Sunday 8 December 2013

Simulacra (Three Short Summaries)

Plato


  • Plato used a simile of a cave inhabited by prisoners to get across his theory of human nature. These prisoners would only be able to see their own shadows on the cave walls, therefore would interpret these shadows as reality. However once these prisoners left the cave, they would realise that these shadows were not in fact reality and it turn leave the cave with an open mind to perceive the true form of reality. 
  • Plato believed that philosophers, the most intelligent people in society, should rule democracy instead of the most powerful.
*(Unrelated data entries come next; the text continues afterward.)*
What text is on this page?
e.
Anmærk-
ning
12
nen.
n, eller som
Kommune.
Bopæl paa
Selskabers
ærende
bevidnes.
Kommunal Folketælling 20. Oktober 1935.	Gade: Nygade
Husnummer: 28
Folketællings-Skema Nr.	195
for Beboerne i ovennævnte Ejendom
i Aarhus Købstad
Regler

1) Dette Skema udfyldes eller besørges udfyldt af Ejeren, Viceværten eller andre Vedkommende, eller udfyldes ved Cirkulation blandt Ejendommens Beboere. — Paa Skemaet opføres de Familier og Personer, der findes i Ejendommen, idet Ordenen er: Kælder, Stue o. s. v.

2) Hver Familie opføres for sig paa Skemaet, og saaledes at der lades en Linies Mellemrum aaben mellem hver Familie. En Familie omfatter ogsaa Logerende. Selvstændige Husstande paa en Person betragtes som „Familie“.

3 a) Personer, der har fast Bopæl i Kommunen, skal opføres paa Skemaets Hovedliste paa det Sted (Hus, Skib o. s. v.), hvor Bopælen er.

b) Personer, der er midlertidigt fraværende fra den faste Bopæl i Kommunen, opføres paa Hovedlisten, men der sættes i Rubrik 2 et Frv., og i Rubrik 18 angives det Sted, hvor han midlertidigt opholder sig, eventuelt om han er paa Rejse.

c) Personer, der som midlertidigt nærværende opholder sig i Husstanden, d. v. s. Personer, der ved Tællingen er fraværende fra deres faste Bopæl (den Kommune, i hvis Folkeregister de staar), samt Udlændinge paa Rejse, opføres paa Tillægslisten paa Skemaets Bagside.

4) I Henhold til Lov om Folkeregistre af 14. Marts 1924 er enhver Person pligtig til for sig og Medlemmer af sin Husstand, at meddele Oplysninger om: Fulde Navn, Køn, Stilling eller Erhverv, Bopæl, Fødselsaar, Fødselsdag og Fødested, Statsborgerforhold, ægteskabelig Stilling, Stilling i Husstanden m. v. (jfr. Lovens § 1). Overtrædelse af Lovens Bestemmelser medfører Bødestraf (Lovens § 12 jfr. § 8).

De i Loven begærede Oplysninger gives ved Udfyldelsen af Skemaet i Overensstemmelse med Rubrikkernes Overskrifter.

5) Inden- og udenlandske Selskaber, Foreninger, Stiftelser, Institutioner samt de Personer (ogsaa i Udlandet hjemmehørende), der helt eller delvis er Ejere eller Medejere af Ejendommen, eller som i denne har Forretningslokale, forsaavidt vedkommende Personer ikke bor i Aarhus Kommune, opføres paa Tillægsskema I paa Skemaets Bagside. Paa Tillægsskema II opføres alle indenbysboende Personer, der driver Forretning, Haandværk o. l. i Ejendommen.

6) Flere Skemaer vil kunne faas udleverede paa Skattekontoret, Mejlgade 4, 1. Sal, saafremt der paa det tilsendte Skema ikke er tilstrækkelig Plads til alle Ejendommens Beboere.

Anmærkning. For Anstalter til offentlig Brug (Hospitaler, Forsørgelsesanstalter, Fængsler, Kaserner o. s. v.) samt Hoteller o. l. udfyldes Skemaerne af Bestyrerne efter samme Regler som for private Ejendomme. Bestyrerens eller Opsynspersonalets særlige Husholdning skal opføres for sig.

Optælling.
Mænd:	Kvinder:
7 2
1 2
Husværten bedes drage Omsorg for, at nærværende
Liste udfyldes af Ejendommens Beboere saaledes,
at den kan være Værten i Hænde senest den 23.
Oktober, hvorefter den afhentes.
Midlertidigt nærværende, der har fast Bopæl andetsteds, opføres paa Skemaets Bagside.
This is because the philosophers have a greater understanding of 'the truth' than ordinary men.
Jean Baudrillard

  • Baudrillard opposed Descartes theory 'I think therefor I am' by responding 'This is not the case, the I is nothing more than a fictive entity, an optical illusion.' This is because Baudrillard believed we live in a simulation created by us, that no one can escape.
  • Baudrillards attitude towards advertising is very negative as he states, 'We live in a world where there is more and more information and less and less meaning.' He expressed his feelings that advertising had no depth or originality and that it is just a string of repetitive information.
  • He believed that our reality was an illusion and we can not create anything further, however we think we are progressing through image and text. This then links to hypermarket and hyper commodity.
Visual Culture

  • A theory in which everything is on a repetitive loop with no meaning. Images within media are described as flat due to having no relevance because of their monotonous reoccurrence.
  • The target audience have no connection to new media because the links have become so mainstream and repetitive, it is as if it doesn't exist.
  • The repetition of media has become so forceful and constant it loses it relevance and becomes lost to us as consumers.